The US Supreme Court agreed on Tuesday to hear Apple's appeal of a contempt ruling in its long-running antitrust battle with Epic Games, taking up a case that could shape how much the iPhone maker can charge developers who steer customers to payment options outside its App Store. The justices will hear the matter in their next term, which begins in October.

In a brief order, the court took up Apple's challenge to a lower-court decision that found it in contempt for defying a 2021 injunction governing developer fees. That injunction, issued by a federal judge in California, required Apple to let developers include links in their apps directing users to non-Apple payment methods, part of a case brought by Epic, the maker of the game Fortnite, contesting App Store fees.

The narrow legal question the court agreed to consider is whether Apple can be held in contempt for allegedly violating the spirit of the injunction rather than an express provision of it. Apple has argued that a contempt finding based on the spirit of an order, rather than its explicit terms, is a recipe for abuse, contending there was no clear and unambiguous violation. The justices declined to take up a second issue Apple raised, a challenge to whether the injunction should apply to developers worldwide rather than just to Epic.

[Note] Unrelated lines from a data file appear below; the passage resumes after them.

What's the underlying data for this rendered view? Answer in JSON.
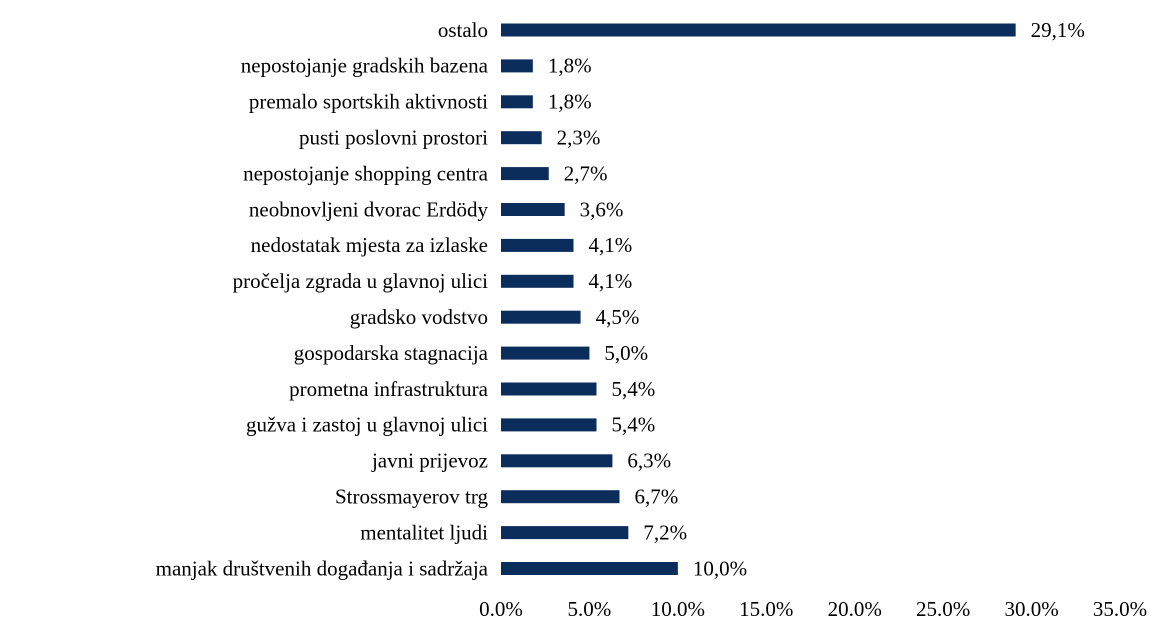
{
  "chart_data": {
    "type": "hbar",
    "categories": [
      "ostalo",
      "nepostojanje gradskih bazena",
      "premalo sportskih aktivnosti",
      "pusti poslovni prostori",
      "nepostojanje shopping centra",
      "neobnovljeni dvorac Erdödy",
      "nedostatak mjesta za izlaske",
      "pročelja zgrada u glavnoj ulici",
      "gradsko vodstvo",
      "gospodarska stagnacija",
      "prometna infrastruktura",
      "gužva i zastoj u glavnoj ulici",
      "javni prijevoz",
      "Strossmayerov trg",
      "mentalitet ljudi",
      "manjak društvenih događanja i sadržaja"
    ],
    "values": [
      29.1,
      1.8,
      1.8,
      2.3,
      2.7,
      3.6,
      4.1,
      4.1,
      4.5,
      5.0,
      5.4,
      5.4,
      6.3,
      6.7,
      7.2,
      10.0
    ],
    "value_labels": [
      "29,1%",
      "1,8%",
      "1,8%",
      "2,3%",
      "2,7%",
      "3,6%",
      "4,1%",
      "4,1%",
      "4,5%",
      "5,0%",
      "5,4%",
      "5,4%",
      "6,3%",
      "6,7%",
      "7,2%",
      "10,0%"
    ],
    "color": "#0b2d5b",
    "xlim": [
      0,
      35
    ],
    "xticks": [
      {
        "value": 0,
        "label": "0.0%"
      },
      {
        "value": 5,
        "label": "5.0%"
      },
      {
        "value": 10,
        "label": "10.0%"
      },
      {
        "value": 15,
        "label": "15.0%"
      },
      {
        "value": 20,
        "label": "20.0%"
      },
      {
        "value": 25,
        "label": "25.0%"
      },
      {
        "value": 30,
        "label": "30.0%"
      },
      {
        "value": 35,
        "label": "35.0%"
      }
    ],
    "grid": false
  }
}
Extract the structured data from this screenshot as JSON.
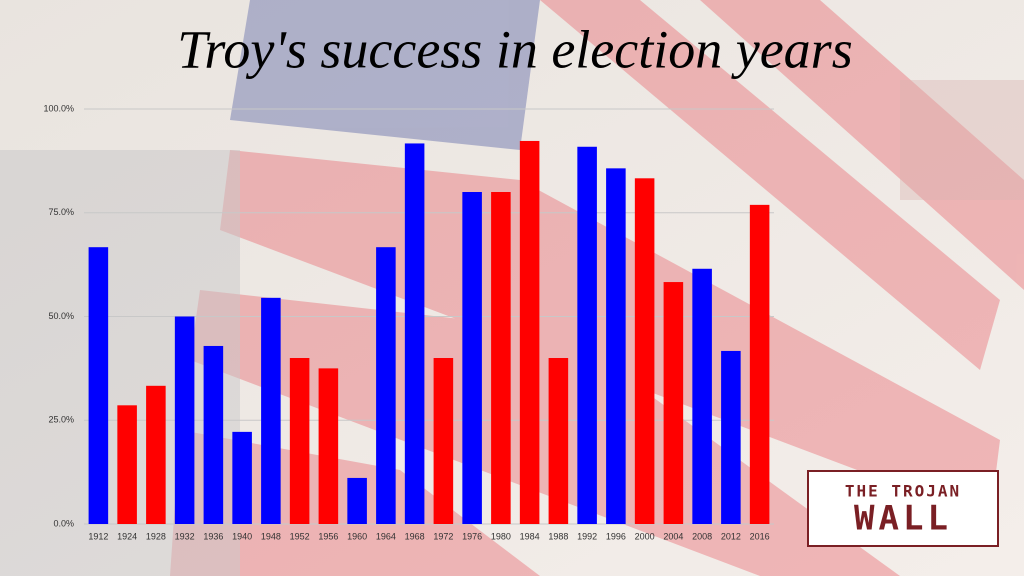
{
  "chart_data": {
    "type": "bar",
    "title": "Troy's success in election years",
    "categories": [
      "1912",
      "1924",
      "1928",
      "1932",
      "1936",
      "1940",
      "1948",
      "1952",
      "1956",
      "1960",
      "1964",
      "1968",
      "1972",
      "1976",
      "1980",
      "1984",
      "1988",
      "1992",
      "1996",
      "2000",
      "2004",
      "2008",
      "2012",
      "2016"
    ],
    "values": [
      66.7,
      28.6,
      33.3,
      50,
      42.9,
      22.2,
      54.5,
      40,
      37.5,
      11.1,
      66.7,
      91.7,
      40,
      80,
      80,
      92.3,
      40,
      90.9,
      85.7,
      83.3,
      58.3,
      61.5,
      41.7,
      76.9
    ],
    "colors": [
      "#0000ff",
      "#ff0000",
      "#ff0000",
      "#0000ff",
      "#0000ff",
      "#0000ff",
      "#0000ff",
      "#ff0000",
      "#ff0000",
      "#0000ff",
      "#0000ff",
      "#0000ff",
      "#ff0000",
      "#0000ff",
      "#ff0000",
      "#ff0000",
      "#ff0000",
      "#0000ff",
      "#0000ff",
      "#ff0000",
      "#ff0000",
      "#0000ff",
      "#0000ff",
      "#ff0000"
    ],
    "ylim": [
      0,
      100
    ],
    "yticks": [
      {
        "value": 0,
        "label": "0.0%"
      },
      {
        "value": 25,
        "label": "25.0%"
      },
      {
        "value": 50,
        "label": "50.0%"
      },
      {
        "value": 75,
        "label": "75.0%"
      },
      {
        "value": 100,
        "label": "100.0%"
      }
    ],
    "grid": true
  },
  "logo": {
    "line1": "THE TROJAN",
    "line2": "WALL"
  }
}
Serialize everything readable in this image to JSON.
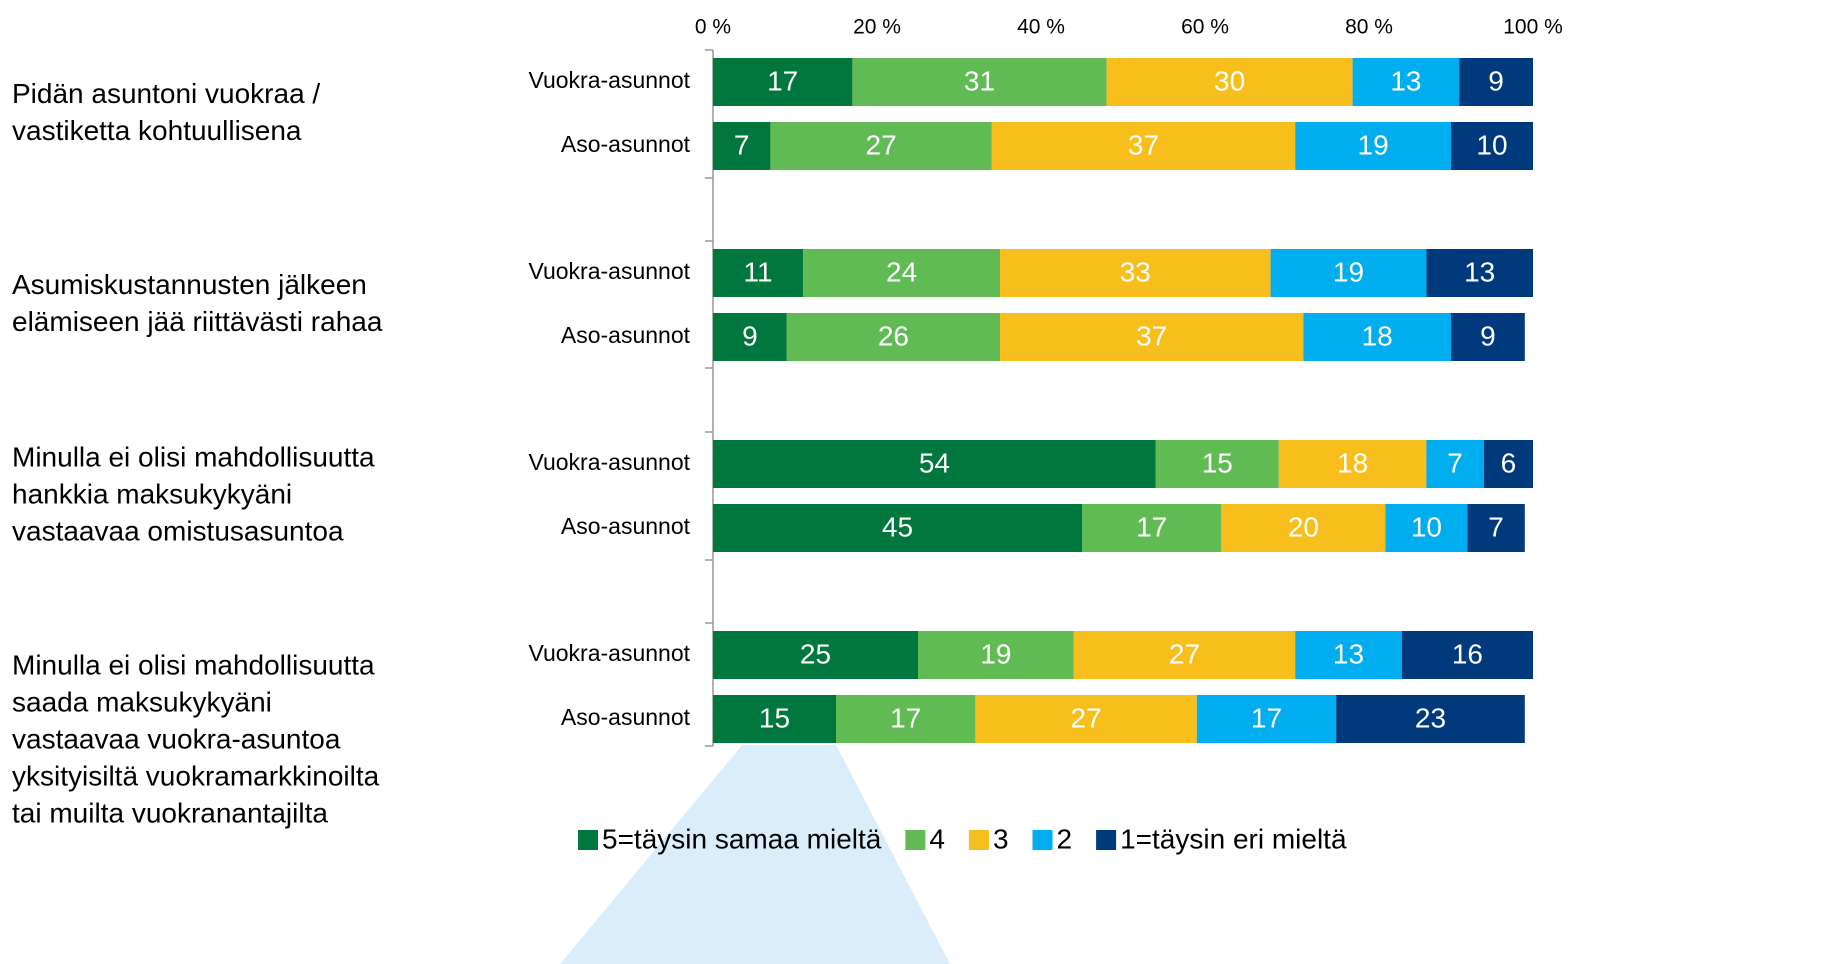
{
  "chart_data": {
    "type": "stacked-barh",
    "categories": [
      "Vuokra-asunnot",
      "Aso-asunnot",
      "Vuokra-asunnot",
      "Aso-asunnot",
      "Vuokra-asunnot",
      "Aso-asunnot",
      "Vuokra-asunnot",
      "Aso-asunnot"
    ],
    "groups": [
      {
        "label": [
          "Pidän asuntoni vuokraa /",
          "vastiketta kohtuullisena"
        ]
      },
      {
        "label": [
          "Asumiskustannusten jälkeen",
          "elämiseen jää riittävästi rahaa"
        ]
      },
      {
        "label": [
          "Minulla ei olisi mahdollisuutta",
          "hankkia maksukykyäni",
          "vastaavaa omistusasuntoa"
        ]
      },
      {
        "label": [
          "Minulla ei olisi mahdollisuutta",
          "saada maksukykyäni",
          "vastaavaa vuokra-asuntoa",
          "yksityisiltä vuokramarkkinoilta",
          "tai muilta vuokranantajilta"
        ]
      }
    ],
    "series": [
      {
        "name": "5=täysin samaa mieltä",
        "color": "#00773c",
        "values": [
          17,
          7,
          11,
          9,
          54,
          45,
          25,
          15
        ]
      },
      {
        "name": "4",
        "color": "#61bb55",
        "values": [
          31,
          27,
          24,
          26,
          15,
          17,
          19,
          17
        ]
      },
      {
        "name": "3",
        "color": "#f8bf1c",
        "values": [
          30,
          37,
          33,
          37,
          18,
          20,
          27,
          27
        ]
      },
      {
        "name": "2",
        "color": "#00adee",
        "values": [
          13,
          19,
          19,
          18,
          7,
          10,
          13,
          17
        ]
      },
      {
        "name": "1=täysin eri mieltä",
        "color": "#003a7d",
        "values": [
          9,
          10,
          13,
          9,
          6,
          7,
          16,
          23
        ]
      }
    ],
    "xlim": [
      0,
      100
    ],
    "xticks": [
      {
        "value": 0,
        "label": "0 %"
      },
      {
        "value": 20,
        "label": "20 %"
      },
      {
        "value": 40,
        "label": "40 %"
      },
      {
        "value": 60,
        "label": "60 %"
      },
      {
        "value": 80,
        "label": "80 %"
      },
      {
        "value": 100,
        "label": "100 %"
      }
    ],
    "legend": "bottom"
  }
}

The dispute traces back to a lawsuit Epic filed in 2020 over the commissions and restrictions Apple imposed on in-app purchases. Apple largely prevailed on the core antitrust claims in 2021 and was not found to have broken antitrust law, but the court barred it from preventing developers from telling users about cheaper payment options elsewhere. When Apple subsequently allowed such links but imposed a 27% commission on purchases made through outside payment systems within seven days of a user clicking a link, Epic argued the move flouted the original order. In 2025, the judge found Apple in civil contempt for willfully violating the injunction, and an appeals court upheld that finding late last year while allowing Apple to make new arguments about what commission it may charge. Apple filed its petition with the Supreme Court in May.

Both companies framed the court's decision as a positive development for their respective positions. Apple said the matter raised an important question of law and that it was pleased the court would hear the case, while maintaining that it had not violated any prior orders. Epic, for its part, said it welcomed the fight, casting Apple's fees on third-party payments as illegal and anticompetitive and pledging to keep pressing its case.

The stakes extend well beyond the two companies. Apple told the court that the legal issues would affect how millions of app purchases are made, and noted that regulators around the world are watching the case to determine what commission it may charge on covered purchases in large markets outside the United States. Standard App Store commissions range from 15% to 30%, though Apple says most developers pay nothing. With the case set for argument in the fall, a ruling could redraw the economics of app distribution and the broader question of how dominant digital marketplaces handle alternative payment systems, an issue Epic has also pursued against other large platform operators.